Os mais aguardados eram os resultados preliminares do maior estudo realizado até o momento. Financiado pelo Instituto Nacional de Alergias e Doenças Infecciosas dos EUA (NIAID, na sigla em inglês), ele acompanhou 1.063 pacientes em 22 países. É dela que partem as mensagens esperançosas. A taxa de mortalidade no grupo que recebeu o remdesivir foi de 8%, só um pouco menor do que no grupo que recebeu placebo (11,6%). Já a diferença no tempo de recuperação dos pacientes foi bem expressiva: 31%. Pessoas que tomaram a droga tiveram alta em média quatro dias mais cedo, o que pode ser importantíssimo num cenário de falta de leitos.
Anthony Fauci, diretor do NIAID, ficou otimista: “O que este teste provou é que um medicamento pode bloquear o vírus”, disse ele, que ficou conhecido por se opor a Donald Trump.

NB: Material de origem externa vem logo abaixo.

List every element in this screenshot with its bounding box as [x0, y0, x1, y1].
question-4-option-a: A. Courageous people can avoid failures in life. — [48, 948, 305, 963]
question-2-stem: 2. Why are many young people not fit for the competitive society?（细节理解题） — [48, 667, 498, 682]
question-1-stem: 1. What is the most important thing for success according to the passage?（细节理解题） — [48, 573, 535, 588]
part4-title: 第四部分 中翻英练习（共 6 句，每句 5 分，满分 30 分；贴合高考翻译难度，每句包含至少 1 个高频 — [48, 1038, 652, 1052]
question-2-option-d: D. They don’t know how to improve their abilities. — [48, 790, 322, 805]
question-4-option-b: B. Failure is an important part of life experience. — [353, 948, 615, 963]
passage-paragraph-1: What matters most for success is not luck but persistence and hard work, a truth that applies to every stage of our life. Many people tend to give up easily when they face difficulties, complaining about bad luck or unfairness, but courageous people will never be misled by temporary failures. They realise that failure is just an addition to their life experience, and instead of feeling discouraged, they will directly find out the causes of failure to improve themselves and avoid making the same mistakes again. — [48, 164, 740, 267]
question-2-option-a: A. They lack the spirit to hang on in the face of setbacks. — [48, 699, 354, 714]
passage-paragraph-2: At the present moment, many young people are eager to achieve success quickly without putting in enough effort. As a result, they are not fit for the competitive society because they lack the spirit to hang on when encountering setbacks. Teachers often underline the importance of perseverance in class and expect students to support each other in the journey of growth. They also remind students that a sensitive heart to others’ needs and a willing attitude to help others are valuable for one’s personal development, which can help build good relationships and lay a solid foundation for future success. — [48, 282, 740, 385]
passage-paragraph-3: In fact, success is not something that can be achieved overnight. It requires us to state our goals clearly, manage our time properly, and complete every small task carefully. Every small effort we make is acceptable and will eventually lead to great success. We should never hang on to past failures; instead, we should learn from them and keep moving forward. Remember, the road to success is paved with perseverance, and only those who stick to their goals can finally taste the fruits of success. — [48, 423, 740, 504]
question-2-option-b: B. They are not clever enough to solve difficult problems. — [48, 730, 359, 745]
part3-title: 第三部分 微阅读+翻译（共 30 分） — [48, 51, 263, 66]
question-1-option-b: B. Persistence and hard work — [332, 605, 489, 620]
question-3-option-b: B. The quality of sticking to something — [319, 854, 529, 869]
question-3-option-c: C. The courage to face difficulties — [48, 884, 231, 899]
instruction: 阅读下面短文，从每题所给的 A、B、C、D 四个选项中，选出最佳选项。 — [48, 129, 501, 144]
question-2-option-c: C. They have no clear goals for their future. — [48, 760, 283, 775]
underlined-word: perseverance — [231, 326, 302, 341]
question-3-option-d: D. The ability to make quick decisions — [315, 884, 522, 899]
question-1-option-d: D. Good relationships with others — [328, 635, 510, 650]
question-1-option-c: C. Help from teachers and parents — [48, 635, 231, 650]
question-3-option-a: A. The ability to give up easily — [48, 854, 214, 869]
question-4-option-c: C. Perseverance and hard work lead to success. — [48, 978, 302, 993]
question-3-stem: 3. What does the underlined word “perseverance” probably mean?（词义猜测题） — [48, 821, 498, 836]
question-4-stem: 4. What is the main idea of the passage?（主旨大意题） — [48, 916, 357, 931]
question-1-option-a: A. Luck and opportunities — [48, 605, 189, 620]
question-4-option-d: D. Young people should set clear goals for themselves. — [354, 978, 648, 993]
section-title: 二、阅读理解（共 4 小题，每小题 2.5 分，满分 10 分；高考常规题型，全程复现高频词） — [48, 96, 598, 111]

O médico afirmou que a situação o faz lembrar de quando saíram os primeiros resultados preliminares sobre o uso de terapia antirretroviral para HIV/Aids. Na época, houve apenas melhoras modestas, mas dela partiram pesquisas que levaram a terapias eficazes. De acordo com ele, o remdesivir pode se tornar um tratamento padrão para a covid-19; a FDA (agência reguladora de medicamentos dos EUA) deve autorizar seu uso emergencial.
Porém, ao mesmo tempo, um novo artigo publicado no Lancet analisa os efeitos do remédio em pacientes de Wuhan. Foi este o estudo que vazou na semana anterior, e ele mostra que, embora o uso do remédio seja seguro, não houve aceleração significativa da recuperação nem redução das mortes. Cerca de 14% das pessoas no grupo de tratamento com remdesivir morreram após 28 dias, em comparação com 13% no grupo que não recebeu o tratamento. Mas há uma diferença gigante de escala entre a pesquisa do NIAID e esta, que envolveu apenas 237 pacientes adultos em estado grave, e todos em Wuhan. Por outro lado, para este estudo já há o artigo completo, que passou por um mês de revisão antes de ser publicado. No caso do NIAID, a pesquisa ainda não foi revisada por pares e os resultados finais só devem ser conhecidos em maio.
Tem ainda o terceiro estudo, o único que não teve um grupo controle recebendo placebo. Veio da Gilead, farmacêutica que produz o remdesivir, e diz respeito à duração do tratamento; não foram encontradas diferenças relevantes ao administrá-lo por cinco ou dez dias.
Representantes da OMS ainda não quiseram julgar nenhum dos resultados. “Normalmente, não há um estudo que venha a ser um divisor de águas. Depois de analisar todos os estudos e julgá-los coletivamente, podemos chegar a algum tipo de conclusão”, disse Maria Van Kerkhove, líder técnica da OMS para a crise da covid-19. O diretor-executivo de emergências em saúde da Organização, Mike Ryan, disse que ainda não havia lido o estudo completo mas “esperava fervorosamente” que algum dos remédios em fase de testes ajudasse a melhorar o estado clínico dos pacientes.